The quick overview is that some media companies who are responsible for paid media investments may not be fully transparent about a few important issues. And even if they have a contract with a client that permits the lack of transparency, it may lead to questionable business decisions that may not be in the best interests of the client.

Breaking down the issues

With obscured compensation and non-disclosed rebates, media-buying companies may collect cash rebates or added value media activity in return for budget commitments with media publishers, but then don’t award those rebates or assign the “free” media back to the clients whose budgets earned them.

The hidden markup includes principal transactions whereby the media buyer pre-purchases media and then resells it at a markup to the client without disclosing that markup, and who benefits. While not necessarily a “bad” media investment, it can raise the question of the quality of the media buy. Was the buy made to benefit the marketing strategy, or because the company making the media buy benefited from the media placement? There is no clear conclusion for either scenario, but then again, “not clear” is the same as “not transparent.”
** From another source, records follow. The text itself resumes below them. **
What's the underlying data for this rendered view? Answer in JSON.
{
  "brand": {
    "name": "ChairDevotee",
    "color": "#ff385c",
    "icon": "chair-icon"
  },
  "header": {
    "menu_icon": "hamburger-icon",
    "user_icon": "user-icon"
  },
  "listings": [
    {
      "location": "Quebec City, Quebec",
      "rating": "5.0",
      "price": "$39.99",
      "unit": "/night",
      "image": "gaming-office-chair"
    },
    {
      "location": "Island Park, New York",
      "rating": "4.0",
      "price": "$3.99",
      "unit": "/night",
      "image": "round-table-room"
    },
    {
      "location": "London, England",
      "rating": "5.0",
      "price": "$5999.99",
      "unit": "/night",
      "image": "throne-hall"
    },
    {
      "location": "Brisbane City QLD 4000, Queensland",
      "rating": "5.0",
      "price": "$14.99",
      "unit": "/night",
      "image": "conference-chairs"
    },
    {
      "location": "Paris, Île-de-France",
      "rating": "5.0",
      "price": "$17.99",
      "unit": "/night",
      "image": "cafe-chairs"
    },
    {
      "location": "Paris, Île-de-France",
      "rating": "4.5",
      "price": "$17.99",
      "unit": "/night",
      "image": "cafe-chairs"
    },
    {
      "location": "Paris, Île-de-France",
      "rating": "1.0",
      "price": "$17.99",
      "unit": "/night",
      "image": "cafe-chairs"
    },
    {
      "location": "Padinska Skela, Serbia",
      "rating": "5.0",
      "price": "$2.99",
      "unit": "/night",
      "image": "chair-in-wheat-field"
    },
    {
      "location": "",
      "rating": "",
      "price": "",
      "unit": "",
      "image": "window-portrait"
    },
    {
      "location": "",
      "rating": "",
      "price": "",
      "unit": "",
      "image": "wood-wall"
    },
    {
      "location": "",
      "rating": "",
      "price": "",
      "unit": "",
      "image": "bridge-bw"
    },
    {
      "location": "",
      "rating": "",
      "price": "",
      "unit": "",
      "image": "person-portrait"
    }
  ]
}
With undisclosed equity positions, media buyers may place business with publishers or ad technology companies, with which the media buyer holds undisclosed equity positions (ownership) in those companies. Those relationships may or may not be beneficial to the client’s marketing objectives. Again, transparency should dutifully be provided.

Searching for the proof

Not covered in the ANA report is the potential lack of performance transparency. Not all marketers require proof of performance of their media buys, either through ignorance, incompetence, or deceit by the media buyer. None of that is good. These practices cast a pall over all media buyers.

Several of the large agency holding companies have already responded to the ANA report with varying degrees of Sturm und Drang. We’ll let their responses live here. While nobody in an official capacity will confirm that they conduct nontransparent media buying activities, some do admit, awkwardly, that it’s in their contracts not to be fully transparent. Another justification by media buyers for their lack of transparency is that digital work is more labor intensive, and requires technology that a traditional compensation model does not support. Therefore, out of a need to service their clients appropriately, they have created new revenue streams. We applaud the creative financing, up until the part where they don’t disclose those practices or the potential influence on media buying and management decisions.

A clear view: Four tips for agency transparency

1. Review your agency’s (or internal marketing team’s) compensation and performance policies. Know what you are getting in terms of paid media and the services to manage those media buys.

2. Retain the right to request original copies of detailed media vendor invoices, and if you doubt their veracity (i.e., it is not the original content from the media vendor), contact the media vendor directly for copies of the invoices and compare to what your agency provided in their monthly billing packet.

3. Require that your agency use third-party validation of performance, and then require this level of reporting to you. This might mean using resources like Nielsen, SQAD, Integral Ad Science, or third-party ad server data to appraise the actual buy. Then compare the objective data to the planned data, and expect a rational and thorough discussion on any significant variance.

4. Remunerate your agency fairly. Great work and results are not due to luck. They are the results of hard work, smart work, and continuous work. If an agency is going to move your brand forward, they have to be profitable so they can hire the right minds and apply the right technology.